Mongolie : une journaliste risque huit ans de prison pour avoir révélé des suspicions de malversations visant le vice-Premier ministre

La rédactrice en chef d'un média en ligne mongol a récemment été arrêtée et poursuivie pour avoir enquêté sur des suspicions de détournement de fonds publics concernant le vice-Premier ministre. Reporters sans frontières (RSF) demande au bureau du procureur d'abandonner toutes les charges retenues contre elle, et appelle les autorités à garantir que les journalistes puissent exercer leur profession sans subir d'intimidation.

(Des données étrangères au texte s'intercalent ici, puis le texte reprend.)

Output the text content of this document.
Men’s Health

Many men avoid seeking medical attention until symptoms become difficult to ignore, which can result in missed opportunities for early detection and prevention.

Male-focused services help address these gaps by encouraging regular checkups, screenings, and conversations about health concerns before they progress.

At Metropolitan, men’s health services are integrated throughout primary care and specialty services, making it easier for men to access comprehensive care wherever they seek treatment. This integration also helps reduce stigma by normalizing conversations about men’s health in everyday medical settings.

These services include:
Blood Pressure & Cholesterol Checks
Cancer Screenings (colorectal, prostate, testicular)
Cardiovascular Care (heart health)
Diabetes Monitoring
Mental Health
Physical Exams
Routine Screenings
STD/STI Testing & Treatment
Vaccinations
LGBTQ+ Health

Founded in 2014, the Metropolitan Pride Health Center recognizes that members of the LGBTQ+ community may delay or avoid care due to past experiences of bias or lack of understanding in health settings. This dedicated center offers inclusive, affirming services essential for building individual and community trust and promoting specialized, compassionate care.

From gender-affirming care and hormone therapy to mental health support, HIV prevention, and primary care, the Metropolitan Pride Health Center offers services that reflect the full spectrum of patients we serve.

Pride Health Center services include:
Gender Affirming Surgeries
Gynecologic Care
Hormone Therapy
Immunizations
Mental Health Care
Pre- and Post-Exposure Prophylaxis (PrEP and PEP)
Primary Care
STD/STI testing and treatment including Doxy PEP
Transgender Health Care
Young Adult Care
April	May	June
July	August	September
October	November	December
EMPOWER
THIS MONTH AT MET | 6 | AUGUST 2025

La rédactrice en chef du site d'information mongol Tac.mn, Ayurzana Bayarmaa, a été arrêtée le 5 mai 2024 et détenue pendant 48 heures, puis poursuivie pour ’avoir “menacé de diffuser des informations susceptibles de causer de graves dommages” au vice-Premier ministre mongol Amarsaikhan Sainbuyan. La journaliste risque jusqu'à huit ans d'emprisonnement sur la base de l'article 17.6.1 du Code pénal. La date de son procès n'a pas encore été annoncée.

“Ayurzana Bayarmaa n'a fait que servir l'intérêt public révélant de possibles abus de pouvoir au plus haut niveau de l'État. Elle n'aurait jamais dû être arrêtée, et encore moins poursuivie en justice sous un chef d’accusation passible de huit ans de prison. Nous appelons le bureau du procureur du district de Sukhbaatar à abandonner toutes les charges qui pèsent contre elle et demandons aux autorités mongoles de faire en sorte que les journalistes puissent exercer leur profession sans ingérence ni intimidation.

Cédric Alviani
Directeur du bureau Asie-Pacifique de RSF

Ayurzana Bayarmaa a publié, entre mars 2021 et août 2022, une série d'enquêtes faisant la lumière sur des suspicions de malversations de la part du vice-Premier ministre, qui se présente aux élections législatives fin juin 2024. La journaliste a notamment révélé comment le haut fonctionnaire aurait détourné des fonds publics destinés à moderniser les infrastructures de transport de la capitale, Oulan-Bator, et comment il aurait usé de son influence pour retarder l'exécution d'une décision de justice l'obligeant à verser 4,7 millions de dollars (environ 4,3 millions d’euros) de pénalités de retard pour le rachat de mines à un citoyen américain.

La police a perquisitionné le domicile d’Ayurzana Bayarmaa en janvier 2024, confisquant ses téléphones, son ordinateur portable ainsi qu'un carnet contenant une clé USB, qui n'a toujours pas été restituée à la journaliste. Dix jours avant l'arrestation de la journaliste, son collaborateur dans l’enquête, l’avocat G. Batbayar avait été découvert inerte dans son véhicule, apparemment tué par balle. Il travaillait depuis huit ans sur des présomptions d’activités illégales de sociétés minières appartenant à des proches du vice-Premier ministre.

La Mongolie, classée 109ͤ sur 180 territoires dans le Classement mondial de la liberté de la presse 2024 de RSF, a dégringolé de 36 places depuis 2020. La situation de la liberté de la presse y est jugée “difficile”, en raison de fréquentes poursuites pénales abusives contre les journalistes sous prétexte de diffamation, ainsi que d'une forte concentration des médias entre les mains des élites économiques et politiques.